En la actualidad en México, la mayoría de los Estados cuentan con una Ley de marco jurídico que brinda bienestar animal; no obstante, no todas las entidades cuentan con este respaldo Juridico,  por otra parte algunas no estan completas y actualizadas, lo que marcó una pauta para permitir el debate sobre la necesidad de cubrir una Ley de este tipo para el Estado de Tlaxcala.

Por tal motivo, este día durante sesión ordinaria se llevó a cabo la aprobación de la iniciativa con proyecto de decreto, por el que se expide la Ley de Protección Animal para el Estado de Tlaxcala tanto en lo general como en lo particular, con 16 votos a favor y 3 en contra, negativos aportados por Miguel Ángel Covarrubias Cervantes, Irma Yordana Garay Loredo y Laura Yamili Flores.

La aprobación fue un momento que celebraron los presentes con gran emoción y algunos con lagrimas en los ojos, pues a partir de ahora queda prohibida la venta de animales en la vía pública, tener mascotas en azoteas, así como los circos con animales.

Cuando se habla de Bienestar Animal, primordialmente  lo que se nos viene a la mente son sanciones en contra de los abusos de animales y mascotas, un tema de suma importancia que se hizo notar mediante la presencia de un número considerable de personas en favor de la protección animal y  asociaciones de protección animal (APA), quienes  en compañía de sus amigos perrunos se hicieron presentes dentro del congreso local, que de manera pacífica mostraron su solidaridad total y exigencia obligada  para que dicha ley fuera aprobada por el Congreso del Estado.

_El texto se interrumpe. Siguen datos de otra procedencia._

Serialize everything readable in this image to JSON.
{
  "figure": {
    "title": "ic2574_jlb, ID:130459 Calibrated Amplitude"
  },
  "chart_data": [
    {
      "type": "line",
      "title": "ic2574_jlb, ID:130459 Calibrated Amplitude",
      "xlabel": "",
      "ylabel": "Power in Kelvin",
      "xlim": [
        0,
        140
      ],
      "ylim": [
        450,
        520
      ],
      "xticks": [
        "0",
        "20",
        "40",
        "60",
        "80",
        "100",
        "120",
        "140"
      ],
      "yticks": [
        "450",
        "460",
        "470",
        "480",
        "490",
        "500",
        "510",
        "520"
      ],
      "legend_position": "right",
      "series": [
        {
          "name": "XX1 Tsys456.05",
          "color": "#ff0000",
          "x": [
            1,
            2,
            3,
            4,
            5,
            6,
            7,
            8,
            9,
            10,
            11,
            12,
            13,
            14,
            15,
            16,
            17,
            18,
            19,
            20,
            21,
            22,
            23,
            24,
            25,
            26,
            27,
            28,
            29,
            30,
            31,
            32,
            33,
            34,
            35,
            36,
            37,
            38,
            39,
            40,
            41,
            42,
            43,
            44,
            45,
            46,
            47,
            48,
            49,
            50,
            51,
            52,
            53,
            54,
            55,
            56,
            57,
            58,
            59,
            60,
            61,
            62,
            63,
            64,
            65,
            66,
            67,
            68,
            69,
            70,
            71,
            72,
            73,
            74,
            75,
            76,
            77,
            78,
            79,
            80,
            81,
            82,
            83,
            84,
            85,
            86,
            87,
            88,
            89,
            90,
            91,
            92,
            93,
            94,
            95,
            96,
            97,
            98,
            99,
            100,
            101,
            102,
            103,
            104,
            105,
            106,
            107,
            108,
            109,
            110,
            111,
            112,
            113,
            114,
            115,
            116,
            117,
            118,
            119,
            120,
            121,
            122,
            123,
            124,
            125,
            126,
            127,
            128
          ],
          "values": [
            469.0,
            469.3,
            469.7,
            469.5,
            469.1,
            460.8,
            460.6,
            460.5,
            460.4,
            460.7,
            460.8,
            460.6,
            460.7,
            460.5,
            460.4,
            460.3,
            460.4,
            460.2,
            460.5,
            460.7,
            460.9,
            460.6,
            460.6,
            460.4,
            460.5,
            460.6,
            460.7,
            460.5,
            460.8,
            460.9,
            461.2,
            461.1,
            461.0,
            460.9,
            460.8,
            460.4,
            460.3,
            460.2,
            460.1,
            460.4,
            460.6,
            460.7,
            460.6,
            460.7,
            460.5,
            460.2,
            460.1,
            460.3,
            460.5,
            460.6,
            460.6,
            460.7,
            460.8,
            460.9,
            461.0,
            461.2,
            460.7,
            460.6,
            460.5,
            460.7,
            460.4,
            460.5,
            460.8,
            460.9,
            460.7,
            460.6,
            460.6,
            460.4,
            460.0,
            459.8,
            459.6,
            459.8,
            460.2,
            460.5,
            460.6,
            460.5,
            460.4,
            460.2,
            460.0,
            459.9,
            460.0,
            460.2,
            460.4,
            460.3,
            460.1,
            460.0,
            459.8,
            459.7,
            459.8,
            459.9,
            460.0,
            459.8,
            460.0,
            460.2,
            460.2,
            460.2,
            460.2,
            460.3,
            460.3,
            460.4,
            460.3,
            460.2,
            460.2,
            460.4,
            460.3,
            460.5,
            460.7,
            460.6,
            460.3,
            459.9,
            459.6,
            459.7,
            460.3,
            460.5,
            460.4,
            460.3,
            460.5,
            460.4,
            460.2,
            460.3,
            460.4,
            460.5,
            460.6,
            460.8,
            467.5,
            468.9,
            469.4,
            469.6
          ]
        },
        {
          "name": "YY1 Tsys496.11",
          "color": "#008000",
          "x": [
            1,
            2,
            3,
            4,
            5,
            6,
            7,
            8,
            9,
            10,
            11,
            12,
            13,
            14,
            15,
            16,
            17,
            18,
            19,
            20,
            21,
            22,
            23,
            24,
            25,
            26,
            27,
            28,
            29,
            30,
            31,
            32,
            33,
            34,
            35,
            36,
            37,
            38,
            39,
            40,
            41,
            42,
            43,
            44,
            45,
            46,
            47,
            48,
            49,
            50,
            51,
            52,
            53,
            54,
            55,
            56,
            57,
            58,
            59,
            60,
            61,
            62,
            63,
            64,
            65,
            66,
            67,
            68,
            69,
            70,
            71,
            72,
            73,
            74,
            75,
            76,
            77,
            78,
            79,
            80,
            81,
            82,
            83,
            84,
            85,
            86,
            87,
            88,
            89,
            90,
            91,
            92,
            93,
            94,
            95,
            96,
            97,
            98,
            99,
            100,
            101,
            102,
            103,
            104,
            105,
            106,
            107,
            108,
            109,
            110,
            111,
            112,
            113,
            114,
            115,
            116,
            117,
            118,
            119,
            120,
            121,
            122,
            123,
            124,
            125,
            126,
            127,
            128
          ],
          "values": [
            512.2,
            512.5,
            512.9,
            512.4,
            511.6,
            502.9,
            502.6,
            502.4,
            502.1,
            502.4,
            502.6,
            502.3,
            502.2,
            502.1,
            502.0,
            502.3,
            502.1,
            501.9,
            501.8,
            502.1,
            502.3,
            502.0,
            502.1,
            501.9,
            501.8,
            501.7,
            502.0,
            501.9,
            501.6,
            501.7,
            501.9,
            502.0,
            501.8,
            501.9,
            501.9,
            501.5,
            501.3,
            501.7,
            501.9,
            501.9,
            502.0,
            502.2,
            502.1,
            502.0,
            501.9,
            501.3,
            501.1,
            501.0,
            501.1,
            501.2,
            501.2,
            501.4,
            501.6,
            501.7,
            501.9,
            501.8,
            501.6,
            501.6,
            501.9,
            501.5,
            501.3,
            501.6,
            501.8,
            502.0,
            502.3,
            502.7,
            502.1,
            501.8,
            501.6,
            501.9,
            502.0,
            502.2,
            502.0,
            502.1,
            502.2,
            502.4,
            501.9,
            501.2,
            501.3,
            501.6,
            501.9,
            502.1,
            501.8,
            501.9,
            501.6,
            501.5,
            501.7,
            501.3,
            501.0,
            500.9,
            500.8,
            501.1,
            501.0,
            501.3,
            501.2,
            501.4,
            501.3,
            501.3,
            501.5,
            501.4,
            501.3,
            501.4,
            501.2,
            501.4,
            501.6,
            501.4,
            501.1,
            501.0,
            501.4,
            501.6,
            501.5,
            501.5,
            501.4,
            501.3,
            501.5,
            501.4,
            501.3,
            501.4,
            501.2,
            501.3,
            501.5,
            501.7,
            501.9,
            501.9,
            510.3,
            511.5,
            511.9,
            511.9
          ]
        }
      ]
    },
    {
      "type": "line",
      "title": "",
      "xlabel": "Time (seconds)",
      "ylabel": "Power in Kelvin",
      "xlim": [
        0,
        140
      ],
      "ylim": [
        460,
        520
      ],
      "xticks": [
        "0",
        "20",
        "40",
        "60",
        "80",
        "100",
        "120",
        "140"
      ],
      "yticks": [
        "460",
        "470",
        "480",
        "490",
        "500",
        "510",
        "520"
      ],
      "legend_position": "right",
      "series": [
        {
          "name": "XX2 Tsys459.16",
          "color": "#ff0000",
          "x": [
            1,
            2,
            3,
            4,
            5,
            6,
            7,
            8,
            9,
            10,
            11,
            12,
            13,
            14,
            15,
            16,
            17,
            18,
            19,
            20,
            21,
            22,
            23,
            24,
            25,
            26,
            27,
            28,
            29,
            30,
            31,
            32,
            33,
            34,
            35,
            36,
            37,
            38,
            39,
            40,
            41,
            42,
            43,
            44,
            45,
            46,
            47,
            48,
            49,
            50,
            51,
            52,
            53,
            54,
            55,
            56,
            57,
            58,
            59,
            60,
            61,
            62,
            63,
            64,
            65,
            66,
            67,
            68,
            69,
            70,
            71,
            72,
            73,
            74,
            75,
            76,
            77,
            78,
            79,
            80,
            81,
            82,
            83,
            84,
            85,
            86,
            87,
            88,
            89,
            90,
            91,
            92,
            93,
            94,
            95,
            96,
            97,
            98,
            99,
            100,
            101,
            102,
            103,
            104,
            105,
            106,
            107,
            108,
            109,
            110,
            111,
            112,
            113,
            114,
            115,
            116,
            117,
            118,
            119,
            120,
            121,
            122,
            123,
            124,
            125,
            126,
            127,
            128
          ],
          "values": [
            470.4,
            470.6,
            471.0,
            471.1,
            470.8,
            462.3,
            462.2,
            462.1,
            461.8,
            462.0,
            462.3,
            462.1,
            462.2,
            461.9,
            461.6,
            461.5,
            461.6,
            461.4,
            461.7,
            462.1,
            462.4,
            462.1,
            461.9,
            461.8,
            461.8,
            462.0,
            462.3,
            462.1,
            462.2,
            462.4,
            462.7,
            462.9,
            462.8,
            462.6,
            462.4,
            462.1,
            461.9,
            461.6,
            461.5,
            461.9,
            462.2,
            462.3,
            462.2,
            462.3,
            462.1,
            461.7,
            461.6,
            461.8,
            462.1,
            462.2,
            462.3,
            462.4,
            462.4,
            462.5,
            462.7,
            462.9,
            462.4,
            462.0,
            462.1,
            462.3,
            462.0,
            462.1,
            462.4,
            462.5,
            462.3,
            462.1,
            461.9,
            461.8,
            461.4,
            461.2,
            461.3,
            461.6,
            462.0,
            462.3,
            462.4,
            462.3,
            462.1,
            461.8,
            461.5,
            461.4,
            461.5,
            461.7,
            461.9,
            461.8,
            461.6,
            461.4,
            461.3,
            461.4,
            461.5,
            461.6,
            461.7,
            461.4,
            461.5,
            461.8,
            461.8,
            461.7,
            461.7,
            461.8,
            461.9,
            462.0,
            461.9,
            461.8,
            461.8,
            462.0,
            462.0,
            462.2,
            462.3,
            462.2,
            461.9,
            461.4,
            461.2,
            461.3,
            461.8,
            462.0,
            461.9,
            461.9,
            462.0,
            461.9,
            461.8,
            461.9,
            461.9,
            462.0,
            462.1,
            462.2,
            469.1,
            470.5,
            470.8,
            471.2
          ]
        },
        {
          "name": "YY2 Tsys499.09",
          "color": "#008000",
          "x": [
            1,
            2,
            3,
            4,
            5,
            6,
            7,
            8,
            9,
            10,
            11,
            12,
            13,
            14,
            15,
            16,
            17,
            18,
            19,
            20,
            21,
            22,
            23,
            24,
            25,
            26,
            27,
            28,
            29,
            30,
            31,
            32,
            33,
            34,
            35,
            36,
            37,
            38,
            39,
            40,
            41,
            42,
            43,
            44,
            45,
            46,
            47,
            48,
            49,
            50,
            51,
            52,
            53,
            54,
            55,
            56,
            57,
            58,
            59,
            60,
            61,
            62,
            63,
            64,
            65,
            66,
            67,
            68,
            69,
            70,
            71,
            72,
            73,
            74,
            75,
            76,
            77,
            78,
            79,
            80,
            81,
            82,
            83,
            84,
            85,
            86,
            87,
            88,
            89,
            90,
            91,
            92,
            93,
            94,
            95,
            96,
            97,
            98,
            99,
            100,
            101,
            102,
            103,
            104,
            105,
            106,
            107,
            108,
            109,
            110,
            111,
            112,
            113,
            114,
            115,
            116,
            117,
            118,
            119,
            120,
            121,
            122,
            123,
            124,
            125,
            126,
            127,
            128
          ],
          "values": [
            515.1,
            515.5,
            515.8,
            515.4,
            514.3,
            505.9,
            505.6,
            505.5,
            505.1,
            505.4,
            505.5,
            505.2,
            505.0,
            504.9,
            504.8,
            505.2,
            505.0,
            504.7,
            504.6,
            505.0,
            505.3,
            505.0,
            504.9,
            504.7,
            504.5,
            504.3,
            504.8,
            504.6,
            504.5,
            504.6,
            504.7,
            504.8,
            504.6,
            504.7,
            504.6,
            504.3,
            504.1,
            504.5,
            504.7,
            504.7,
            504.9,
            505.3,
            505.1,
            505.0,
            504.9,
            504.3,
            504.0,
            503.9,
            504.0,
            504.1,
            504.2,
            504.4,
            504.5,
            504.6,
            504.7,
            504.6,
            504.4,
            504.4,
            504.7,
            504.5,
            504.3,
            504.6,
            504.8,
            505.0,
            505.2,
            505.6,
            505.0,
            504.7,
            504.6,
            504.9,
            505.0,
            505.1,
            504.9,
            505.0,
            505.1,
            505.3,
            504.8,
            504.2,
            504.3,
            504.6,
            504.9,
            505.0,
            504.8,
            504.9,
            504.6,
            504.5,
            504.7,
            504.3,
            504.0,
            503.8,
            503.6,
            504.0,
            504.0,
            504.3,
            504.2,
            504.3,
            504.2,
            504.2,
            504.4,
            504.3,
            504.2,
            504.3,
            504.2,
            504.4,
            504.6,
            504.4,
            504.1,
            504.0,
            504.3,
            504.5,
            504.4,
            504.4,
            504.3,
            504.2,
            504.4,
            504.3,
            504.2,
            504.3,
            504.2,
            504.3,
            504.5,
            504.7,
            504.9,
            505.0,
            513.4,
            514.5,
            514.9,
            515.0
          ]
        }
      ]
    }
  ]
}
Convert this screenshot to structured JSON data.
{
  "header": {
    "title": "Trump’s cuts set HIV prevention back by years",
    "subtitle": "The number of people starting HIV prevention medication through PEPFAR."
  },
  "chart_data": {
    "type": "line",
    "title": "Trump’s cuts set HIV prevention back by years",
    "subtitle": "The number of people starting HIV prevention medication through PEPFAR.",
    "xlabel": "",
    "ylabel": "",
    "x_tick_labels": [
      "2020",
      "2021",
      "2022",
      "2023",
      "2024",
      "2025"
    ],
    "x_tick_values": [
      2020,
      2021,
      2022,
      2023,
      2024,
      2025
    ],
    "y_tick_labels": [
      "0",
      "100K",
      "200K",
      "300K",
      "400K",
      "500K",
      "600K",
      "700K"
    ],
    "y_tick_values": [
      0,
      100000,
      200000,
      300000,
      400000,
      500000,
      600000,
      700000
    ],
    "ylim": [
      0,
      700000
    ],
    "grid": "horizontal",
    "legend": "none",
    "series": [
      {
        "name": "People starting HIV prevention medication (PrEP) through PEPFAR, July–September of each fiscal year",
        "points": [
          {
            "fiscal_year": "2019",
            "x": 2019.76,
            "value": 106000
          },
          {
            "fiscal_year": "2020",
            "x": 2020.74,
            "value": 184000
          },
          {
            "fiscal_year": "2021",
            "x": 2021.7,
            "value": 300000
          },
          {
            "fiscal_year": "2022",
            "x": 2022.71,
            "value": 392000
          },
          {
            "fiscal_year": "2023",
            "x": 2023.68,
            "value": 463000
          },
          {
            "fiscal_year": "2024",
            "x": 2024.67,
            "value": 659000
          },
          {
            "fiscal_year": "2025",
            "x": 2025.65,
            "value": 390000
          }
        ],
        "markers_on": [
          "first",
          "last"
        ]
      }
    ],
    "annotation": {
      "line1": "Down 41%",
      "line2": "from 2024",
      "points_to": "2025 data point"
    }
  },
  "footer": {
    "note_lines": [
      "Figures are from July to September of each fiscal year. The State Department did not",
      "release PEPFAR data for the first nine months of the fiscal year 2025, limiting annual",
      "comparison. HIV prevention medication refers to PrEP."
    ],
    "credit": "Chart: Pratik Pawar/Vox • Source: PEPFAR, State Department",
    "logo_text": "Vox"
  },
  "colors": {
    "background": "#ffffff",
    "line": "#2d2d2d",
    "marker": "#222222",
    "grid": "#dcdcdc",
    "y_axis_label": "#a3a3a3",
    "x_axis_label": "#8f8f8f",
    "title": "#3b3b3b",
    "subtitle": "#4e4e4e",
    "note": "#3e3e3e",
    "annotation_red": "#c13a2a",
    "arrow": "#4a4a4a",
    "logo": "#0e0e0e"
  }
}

Todo ello, en favor a esta nueva Ley que propone un marco de principios y valores que de manera general establece las condiciones para una nueva regularización; no obstante, esta Ley no es la solución pero sí un primer paso para iniciar una regularización específica, ya que los principios y valores que propone son dificiles de negar, al ser de medidas básicas de dignidad y prácticas mas humanas con la protección y salvagurda de los animales que no pueden manifestarse y no tienen voz ni voto.

Hoy en día, Nuevo Leon y la Ciudad de México son los estados que registran un mayor avance en temas de bienestar animal. Tlaxcala el día de hoy  estableció un marco Jurídico que regulará las disposiciones generales, responsabilice a las distintas instituciones de gobierno encargadas del medio ambiente, al tiempo que estableció el compromiso de adoptar y regular la conducta de los seres humanos para con los animales.

Por tal motivo, toda persona dentro del Estado de Tlaxcala que sean propietarios de un animal ya sea de  adiestramiento, compañía, exhibición, producción, de trabajo, doméstico, silvestre, o en cautiverio tendrán la obligación de garantizar su bienestar así como de protegerlos según sean sus características. De lo contrario podrán ser acredores a sanciones de orden público.

Por otra parte, el Estado será responsable de las medidas pertinentes para que los animales que se encuentren en abandono, sin placa de identificación o que se encuentren en extravío sean atendidos, trabajo que incluso podrá darse en conjunto con organizaciones civiles.

Sin embargo, en esta primera etapa se propuso exeptuar la fiesta brava por toros de lidia así como las peleas de gallos, al ser considerados tradiciones y patrimonio cultural del Estado. Por lo que seguirán celebrándose en la entidad tlaxcalteca.

Cabe mencionar que durante el desarrollo de esta sesión ordinaria que causó polémica se les cerraron las puertas del Congreso a un grupo de pensionados y jubilados del Estado que pedían dialogar con los Diputados; sin embargo, la sala de sesiones se  encontraba repleta de mascotas  a quienes si se les permitió el libre acceso.